Implantable biomedical devices -; like insulin pumps, pacemakers, and neurostimulators -; are becoming smaller and operating wireless technology, but hurdles remain for powering the next-generation implants. A novel wireless charging device created by Penn State researchers could dramatically advance the powering ability of implants while still being harmless for our bodies, the scientists said.
The novel device can yield energy from the magnetic field and ultrasound sources concurrently, altering this energy to electricity to power implants, the researchers informed in the journal Energy & Environmental Science. It is the primary device to harvest these dual-energy sources simultaneously with high effectiveness and function within the safety restrictions for human tissue, the team informed.
Utilizing this technology, battery-free bioelectronic devices may well shrink to millimeter-sized dimensions, making them effortlessly implantable and permitting distributed networks of sensors and actuators to monitor and operate physiological activity throughout the body. This would allow accurate and adaptive bioelectronic therapies with nominal risks or interference with daily events, according to the researchers.
More traditional implants like pacemakers are usually powered by batteries and charged using cables. However, the lifecycle of batteries is limited and surgery may be required to replace them, posing a danger of contamination or other medical difficulties.
Charging or directly powering implants wirelessly could increase their lifespan, the researchers said.

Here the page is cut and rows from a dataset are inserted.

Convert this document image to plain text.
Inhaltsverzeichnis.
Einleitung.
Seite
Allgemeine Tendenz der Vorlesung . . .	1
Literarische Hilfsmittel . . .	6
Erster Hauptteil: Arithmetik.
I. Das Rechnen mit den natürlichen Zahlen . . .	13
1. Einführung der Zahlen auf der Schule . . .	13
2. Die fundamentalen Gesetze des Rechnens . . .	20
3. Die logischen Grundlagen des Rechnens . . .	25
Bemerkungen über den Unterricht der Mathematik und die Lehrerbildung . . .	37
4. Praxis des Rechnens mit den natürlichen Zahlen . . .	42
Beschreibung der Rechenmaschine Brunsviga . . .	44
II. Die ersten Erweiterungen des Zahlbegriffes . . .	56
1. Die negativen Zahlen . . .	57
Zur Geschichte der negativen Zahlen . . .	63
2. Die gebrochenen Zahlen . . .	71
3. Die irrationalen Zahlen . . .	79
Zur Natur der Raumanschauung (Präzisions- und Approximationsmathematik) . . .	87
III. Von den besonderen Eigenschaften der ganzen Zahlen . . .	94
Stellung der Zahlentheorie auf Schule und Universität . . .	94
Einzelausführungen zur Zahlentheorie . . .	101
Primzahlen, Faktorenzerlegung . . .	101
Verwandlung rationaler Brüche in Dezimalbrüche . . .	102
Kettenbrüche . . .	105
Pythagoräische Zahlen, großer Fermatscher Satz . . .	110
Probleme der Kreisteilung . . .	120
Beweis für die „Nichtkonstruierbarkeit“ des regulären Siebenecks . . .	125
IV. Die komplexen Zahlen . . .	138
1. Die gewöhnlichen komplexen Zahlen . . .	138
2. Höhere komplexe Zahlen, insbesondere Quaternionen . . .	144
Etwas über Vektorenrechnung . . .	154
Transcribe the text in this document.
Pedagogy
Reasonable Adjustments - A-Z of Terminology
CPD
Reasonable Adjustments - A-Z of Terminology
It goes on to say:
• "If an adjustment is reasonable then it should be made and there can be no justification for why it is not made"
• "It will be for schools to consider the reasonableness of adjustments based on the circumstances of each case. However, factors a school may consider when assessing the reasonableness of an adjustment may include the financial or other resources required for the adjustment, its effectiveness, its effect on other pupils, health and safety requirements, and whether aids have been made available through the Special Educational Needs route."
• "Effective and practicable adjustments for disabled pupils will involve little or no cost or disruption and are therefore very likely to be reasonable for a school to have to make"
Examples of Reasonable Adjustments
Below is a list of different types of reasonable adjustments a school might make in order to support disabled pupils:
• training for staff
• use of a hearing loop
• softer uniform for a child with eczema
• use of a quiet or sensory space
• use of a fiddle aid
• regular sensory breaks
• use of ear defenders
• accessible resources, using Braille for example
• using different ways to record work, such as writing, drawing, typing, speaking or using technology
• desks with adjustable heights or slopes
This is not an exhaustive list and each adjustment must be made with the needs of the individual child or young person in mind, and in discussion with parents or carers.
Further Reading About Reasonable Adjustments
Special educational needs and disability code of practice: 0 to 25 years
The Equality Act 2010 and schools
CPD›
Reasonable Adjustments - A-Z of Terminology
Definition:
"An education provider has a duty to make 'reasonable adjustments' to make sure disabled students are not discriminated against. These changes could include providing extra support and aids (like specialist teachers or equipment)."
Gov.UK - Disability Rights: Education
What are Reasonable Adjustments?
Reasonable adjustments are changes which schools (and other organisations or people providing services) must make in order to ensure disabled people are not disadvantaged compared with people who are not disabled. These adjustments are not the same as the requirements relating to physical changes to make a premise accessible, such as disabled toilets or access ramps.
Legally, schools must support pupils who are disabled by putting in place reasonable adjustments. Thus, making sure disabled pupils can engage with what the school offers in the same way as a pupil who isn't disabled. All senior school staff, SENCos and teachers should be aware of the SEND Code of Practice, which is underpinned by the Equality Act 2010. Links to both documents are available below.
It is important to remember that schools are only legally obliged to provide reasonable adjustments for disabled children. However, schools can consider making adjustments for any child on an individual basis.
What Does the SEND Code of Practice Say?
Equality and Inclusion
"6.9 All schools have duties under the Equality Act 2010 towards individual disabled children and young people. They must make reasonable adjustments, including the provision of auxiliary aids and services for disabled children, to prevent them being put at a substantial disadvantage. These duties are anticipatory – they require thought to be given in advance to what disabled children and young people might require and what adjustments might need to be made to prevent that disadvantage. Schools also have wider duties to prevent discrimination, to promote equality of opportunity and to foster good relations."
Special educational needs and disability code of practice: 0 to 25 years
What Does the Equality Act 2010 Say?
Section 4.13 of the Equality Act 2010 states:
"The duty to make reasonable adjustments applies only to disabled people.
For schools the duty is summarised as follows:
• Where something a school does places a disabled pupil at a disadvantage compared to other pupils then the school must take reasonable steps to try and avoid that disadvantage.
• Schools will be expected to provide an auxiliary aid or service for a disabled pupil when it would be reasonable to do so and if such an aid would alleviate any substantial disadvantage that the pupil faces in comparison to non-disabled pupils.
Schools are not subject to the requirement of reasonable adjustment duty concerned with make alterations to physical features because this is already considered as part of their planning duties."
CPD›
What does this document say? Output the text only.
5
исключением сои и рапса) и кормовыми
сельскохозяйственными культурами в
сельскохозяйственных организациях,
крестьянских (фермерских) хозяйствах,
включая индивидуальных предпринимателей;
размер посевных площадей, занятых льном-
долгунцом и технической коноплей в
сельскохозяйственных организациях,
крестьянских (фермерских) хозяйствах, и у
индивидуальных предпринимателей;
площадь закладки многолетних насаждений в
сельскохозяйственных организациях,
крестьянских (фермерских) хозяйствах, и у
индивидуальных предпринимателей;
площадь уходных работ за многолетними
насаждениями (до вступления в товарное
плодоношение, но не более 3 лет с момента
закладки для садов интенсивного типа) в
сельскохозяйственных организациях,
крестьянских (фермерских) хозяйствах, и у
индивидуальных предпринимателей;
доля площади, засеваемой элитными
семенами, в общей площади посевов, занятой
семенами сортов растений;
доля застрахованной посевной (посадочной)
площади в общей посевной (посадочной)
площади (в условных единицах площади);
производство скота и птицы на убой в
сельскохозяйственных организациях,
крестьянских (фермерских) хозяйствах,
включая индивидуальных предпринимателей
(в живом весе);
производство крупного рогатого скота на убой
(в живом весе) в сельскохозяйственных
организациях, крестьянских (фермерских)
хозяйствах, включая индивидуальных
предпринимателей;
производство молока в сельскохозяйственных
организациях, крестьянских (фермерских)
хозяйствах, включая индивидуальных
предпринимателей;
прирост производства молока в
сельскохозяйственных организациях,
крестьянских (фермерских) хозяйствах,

However, conventional wireless charging technology utilized for cell phones and electric vehicles may not be perfect as implants continue to shrink.
The problem is that as you make these implants less hostile by making them smaller and smaller, the effectiveness of wireless charging becomes lower, said Mehdi Kiani, assistant professor of electrical engineering at Penn State and co-author of the research. To address this, it’s essential to increase the power. But the problem is that high-frequency electromagnetic waves might be damaging to the body.
Magnetic field and ultrasound energy functioning at lower frequencies are attractive choices for wirelessly powering or charging implants, according to scientists. Prior work by other researchers has focused on generating devices that can yield one of these sources of energy, but not at the same time, the researchers said. However, this single-source method may not deliver enough power to charge smaller impending medical implants.
Now we can merge two modalities in a single receiver, said Sumanta Kumar Karan, a postdoctoral scholar in the Department of Materials Science and Engineering at Penn State and the principal author of the paper. This can surpass any of the individual modalities since now we have two sources of energy. We can surge the power by a factor of four, which is significant.
The devices utilize a two-step procedure for altering magnetic field energy to electricity. One layer is magnetostrictive, which translates a magnetic field into stress, and the other is piezoelectric, which translates stress, or vibrations, into an electric field. The blend allows the device to turn a magnetic field into an electric current.
And the piezoelectric coating also can at the same time alter ultrasound energy into an electric current, the scientists said.
We have combined these bases of energy in a similar footprint, and we can create adequate power that can be used to prepare the things that next-generation implants will be requested to do, Poudel said. And we can do this without tissue damage.
Technology also has insinuations for powering tech like wireless sensor networks in smart buildings. These systems ensure things like monitoring energy and operational outlines and use that data for remotely regulating control systems, the researchers said.
Other Penn State scientists involved were Andrew Patterson, professor in the Department of Veterinary and Biomedical Sciences; Anitha Vijay, investigative technologist; and Sujay Hosur, doctoral applicant. Kai Wang and Rammohan Sriramdas, past assistant study professors at Penn State, and Shashank Priya, vice president for research at the University of Minnesota and ex-professor at Penn State also contributed.
The National Science Foundation supported this work. Some of the scientists in this paper established support from the DARPA MATRIX database and the Army RIF program.